Photo credit: Plann / CC from 4.0
Last week, a report indicated that TikTok has stored sensitive financial information of creators on servers in China — where government officials can unilaterally demand access to company records. Now, a former ByteDance executive says the Chinese Communist Party (CCP) previously accessed the TikTok data of Hong Kong protesters.
The more recent of the troubling claims surfaced in one Wall Street Journal Report focusing on the claims of a certain Yintao Yu. Yu, who currently resides in California, is said to have served as the technical lead for ByteDance’s US operations between August 2017 and November 2018, working for the Beijing-headquartered company in both the Chinese capital and Los Angeles.
In early May 2023, amid ongoing TikTok control and related government-level bans, Yu filed a wrongful termination lawsuit against ByteDance. According to the shocking complaint, the engineer was fired from the company after allegedly disclosing troubling behavior he observed at work — including allegedly ByteDance granting the CCP free access to users’ TikTok data in the US .

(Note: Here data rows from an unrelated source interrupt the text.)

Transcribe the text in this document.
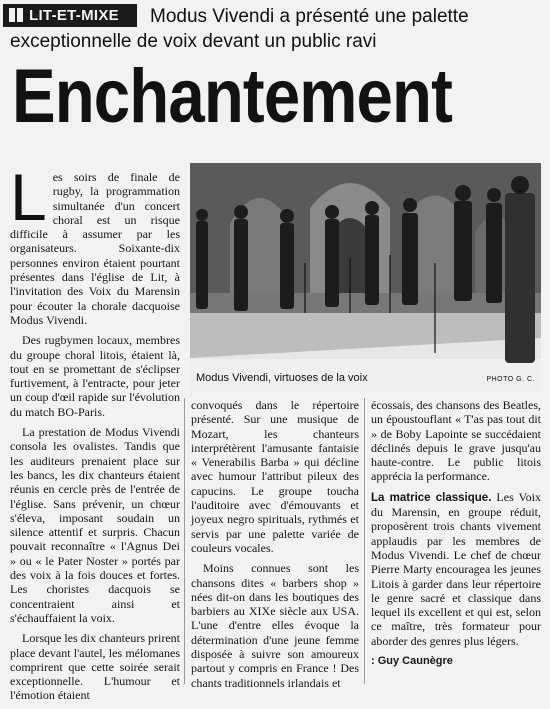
LIT-ET-MIXE	Modus Vivendi a présenté une palette
exceptionnelle de voix devant un public ravi
Enchantement

Les soirs de finale de rugby, la programmation simultanée d'un concert choral est un risque difficile à assumer par les organisateurs. Soixante-dix personnes environ étaient pourtant présentes dans l'église de Lit, à l'invitation des Voix du Marensin pour écouter la chorale dacquoise Modus Vivendi.

Des rugbymen locaux, membres du groupe choral litois, étaient là, tout en se promettant de s'éclipser furtivement, à l'entracte, pour jeter un coup d'œil rapide sur l'évolution du match BO-Paris.

La prestation de Modus Vivendi consola les ovalistes. Tandis que les auditeurs prenaient place sur les bancs, les dix chanteurs étaient réunis en cercle près de l'entrée de l'église. Sans prévenir, un chœur s'éleva, imposant soudain un silence attentif et surpris. Chacun pouvait reconnaître « l'Agnus Dei » ou « le Pater Noster » portés par des voix à la fois douces et fortes. Les choristes dacquois se concentraient ainsi et s'échauffaient la voix.

Lorsque les dix chanteurs prirent place devant l'autel, les mélomanes comprirent que cette soirée serait exceptionnelle. L'humour et l'émotion étaient

Modus Vivendi, virtuoses de la voix	PHOTO G. C.

convoqués dans le répertoire présenté. Sur une musique de Mozart, les chanteurs interprétèrent l'amusante fantaisie « Venerabilis Barba » qui décline avec humour l'attribut pileux des capucins. Le groupe toucha l'auditoire avec d'émouvants et joyeux negro spirituals, rythmés et servis par une palette variée de couleurs vocales.

Moins connues sont les chansons dites « barbers shop » nées dit-on dans les boutiques des barbiers au XIXe siècle aux USA. L'une d'entre elles évoque la détermination d'une jeune femme disposée à suivre son amoureux partout y compris en France ! Des chants traditionnels irlandais et

écossais, des chansons des Beatles, un époustouflant « T'as pas tout dit » de Boby Lapointe se succédaient déclinés depuis le grave jusqu'au haute-contre. Le public litois apprécia la performance.

La matrice classique. Les Voix du Marensin, en groupe réduit, proposèrent trois chants vivement applaudis par les membres de Modus Vivendi. Le chef de chœur Pierre Marty encouragea les jeunes Litois à garder dans leur répertoire le genre sacré et classique dans lequel ils excellent et qui est, selon ce maître, très formateur pour aborder des genres plus légers.

: Guy Caunègre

Notwithstanding the alleged existence of a backdoor through which the CCP can access data, TikTok has long denied sharing user information with Beijing. (An alleged misdirection in TikTok CEO Shou Zi Chew’s testimony before Congress in March forced Yu to pursue legal action, according to his attorney.) But the CCP owns a portion of ByteDance, which admitted in 2022 that its employees were illegitimate journalists had accessed the user data of two people.
In a new filing, Yu alleges that a committee of CCP members used TikTok to obtain the “network information, SIM card identifiers and IP addresses” of “Hong Kong civil rights activists and protesters” to determine their identities and locations , Per diary.
Logic, of course, suggests that the same committee (as well as other CCP members) would be in no hurry to relinquish the “superuser” credential that allegedly provided access to the data half a decade ago. (At least at this point, ByteDance also stored “everyone’s direct messages, search histories, and viewed content,” according to the report on the most recent filing related to Yu’s complaint.)
In any event, in a statement, a ByteDance spokesperson predictably denied the “baseless allegations” at hand, describing the former employee’s allegations as “clearly intended to attract media attention.”
As TikTok evades further government scrutiny — including possible sweeping bans in the US and elsewhere — in the coming months, it’s possible that exposing alleged shortcomings in protecting user privacy could have significant political ramifications. For now, however, the short-form app continues to host promotional events, expands into music and beyond (including the development of an AI chatbot), and emphasize the supposedly positive aspects of its reach and impact.